Former FBI Director James Comey, who claims President Trump ordered him to end an investigation into former National Security Advisor Mike Flynn’s ties to Russia, admitted he leaked his notes from a private conversation with Trump in hopes of spurring an investigation of the president himself.
This raises the question, Why isn’t Comey being investigated? He has proven himself to be a prolific liar who abused his power in the vein of J. Edgar Hoover but without Hoover’s competence.
For Comey, leaking was revenge for the humiliating, public way President Trump fired him. His leaking to the media of what amount to official FBI documents may itself be unlawful and may violate the terms of his employment as FBI director. He’s not the victim he paints himself as.
Comey’s comments came as he testified for hours before the Senate Intelligence Committee as part of a massive fishing expedition against the Trump administration that should never have been launched in the first place. (A transcript of Comey’s testimony is available here.)
Commentators were all over map in their evaluations of the political significance of the testimony.

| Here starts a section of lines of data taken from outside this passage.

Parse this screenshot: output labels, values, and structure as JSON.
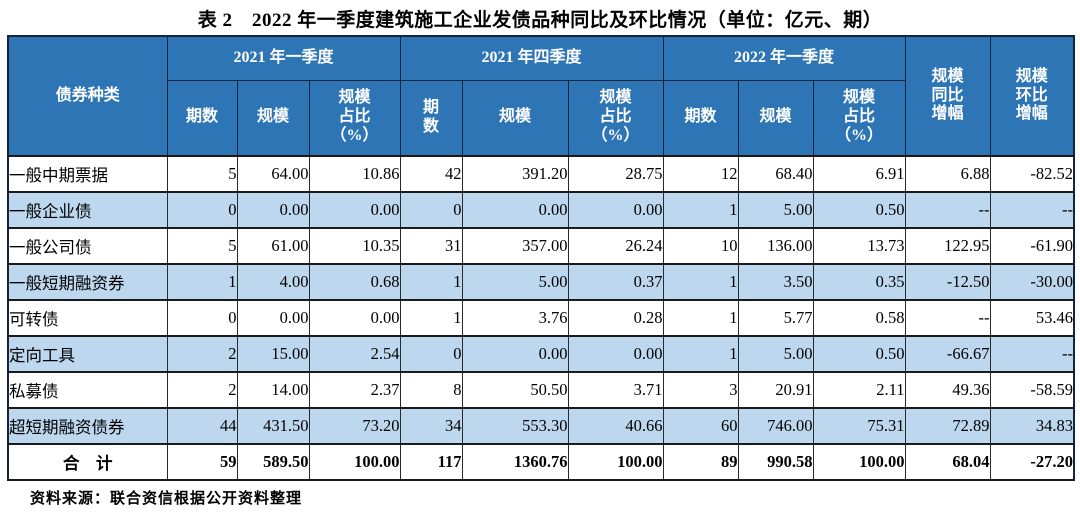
{
  "title": "表 2　2022 年一季度建筑施工企业发债品种同比及环比情况（单位：亿元、期）",
  "source_note": "资料来源：联合资信根据公开资料整理",
  "colors": {
    "header_blue": "#2E75B6",
    "stripe_blue": "#BDD7EE",
    "header_text": "#FFFFFF",
    "border_dark": "#14243C"
  },
  "table": {
    "corner_header": "债券种类",
    "groups": [
      {
        "label": "2021 年一季度",
        "cols": [
          "期数",
          "规模",
          "规模\n占比\n（%）"
        ]
      },
      {
        "label": "2021 年四季度",
        "cols": [
          "期\n数",
          "规模",
          "规模\n占比\n（%）"
        ]
      },
      {
        "label": "2022 年一季度",
        "cols": [
          "期数",
          "规模",
          "规模\n占比\n（%）"
        ]
      }
    ],
    "tail_headers": [
      "规模\n同比\n增幅",
      "规模\n环比\n增幅"
    ],
    "rows": [
      {
        "name": "一般中期票据",
        "values": [
          "5",
          "64.00",
          "10.86",
          "42",
          "391.20",
          "28.75",
          "12",
          "68.40",
          "6.91",
          "6.88",
          "-82.52"
        ]
      },
      {
        "name": "一般企业债",
        "values": [
          "0",
          "0.00",
          "0.00",
          "0",
          "0.00",
          "0.00",
          "1",
          "5.00",
          "0.50",
          "--",
          "--"
        ]
      },
      {
        "name": "一般公司债",
        "values": [
          "5",
          "61.00",
          "10.35",
          "31",
          "357.00",
          "26.24",
          "10",
          "136.00",
          "13.73",
          "122.95",
          "-61.90"
        ]
      },
      {
        "name": "一般短期融资券",
        "values": [
          "1",
          "4.00",
          "0.68",
          "1",
          "5.00",
          "0.37",
          "1",
          "3.50",
          "0.35",
          "-12.50",
          "-30.00"
        ]
      },
      {
        "name": "可转债",
        "values": [
          "0",
          "0.00",
          "0.00",
          "1",
          "3.76",
          "0.28",
          "1",
          "5.77",
          "0.58",
          "--",
          "53.46"
        ]
      },
      {
        "name": "定向工具",
        "values": [
          "2",
          "15.00",
          "2.54",
          "0",
          "0.00",
          "0.00",
          "1",
          "5.00",
          "0.50",
          "-66.67",
          "--"
        ]
      },
      {
        "name": "私募债",
        "values": [
          "2",
          "14.00",
          "2.37",
          "8",
          "50.50",
          "3.71",
          "3",
          "20.91",
          "2.11",
          "49.36",
          "-58.59"
        ]
      },
      {
        "name": "超短期融资债券",
        "values": [
          "44",
          "431.50",
          "73.20",
          "34",
          "553.30",
          "40.66",
          "60",
          "746.00",
          "75.31",
          "72.89",
          "34.83"
        ]
      },
      {
        "name": "合　计",
        "total": true,
        "values": [
          "59",
          "589.50",
          "100.00",
          "117",
          "1360.76",
          "100.00",
          "89",
          "990.58",
          "100.00",
          "68.04",
          "-27.20"
        ]
      }
    ]
  }
}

It was a bad day for Trump, retired Judge Andrew Napolitano said on Fox News Channel. Interfering with a federal criminal investigation for a corrupt purpose would be obstruction of justice, he told Shepard Smith on Fox News Channel. Some of Comey’s testimony was damning, Napolitano added, particularly Comey’s statement that he understood Trump was seeking some kind of a quid pro quo.
In response to a question from Sen. Angus King (I-Me.), Comey said during the hearing that Trump’s “hope” that he would “drop” the investigation into Flynn’s connections to Russia reminded him of 12th century English King Henry II’s annoyance with Archbishop of Canterbury Thomas Becket.
The use of the word “hope,” Comey said, “rings in my ear as kind of, ‘will no one rid me of this meddlesome priest?'” A group of Henry’s followers interpreted the statement as an indication that he wanted Becket dead and they did the king’s will.
But this is weak sauce. It is extremely unlikely a criminal case would arise out of a president’s stated “hope” that a probe be ended, with no actual evidence to back it up. Besides, the ultra-manipulative Comey has already proven himself an unreliable witness possessed of a self-serving memory.
And even if President Trump did order Comey to make the probe into Flynn go away, the president is entitled to do such things.
Harvard Law professor emeritus Alan Dershowitz, a liberal Democrat, made the point that in his testimony yesterday,
Comey confirmed that under our Constitution, the president has the authority to direct the FBI to stop investigating any individual. I paraphrase, because the transcript is not yet available: the president can, in theory, decide who to investigate, who to stop investigating, who to prosecute and who not to prosecute. The president is the head of the unified executive branch of government, and the Justice Department and the FBI work under him and he may order them to do what he wishes.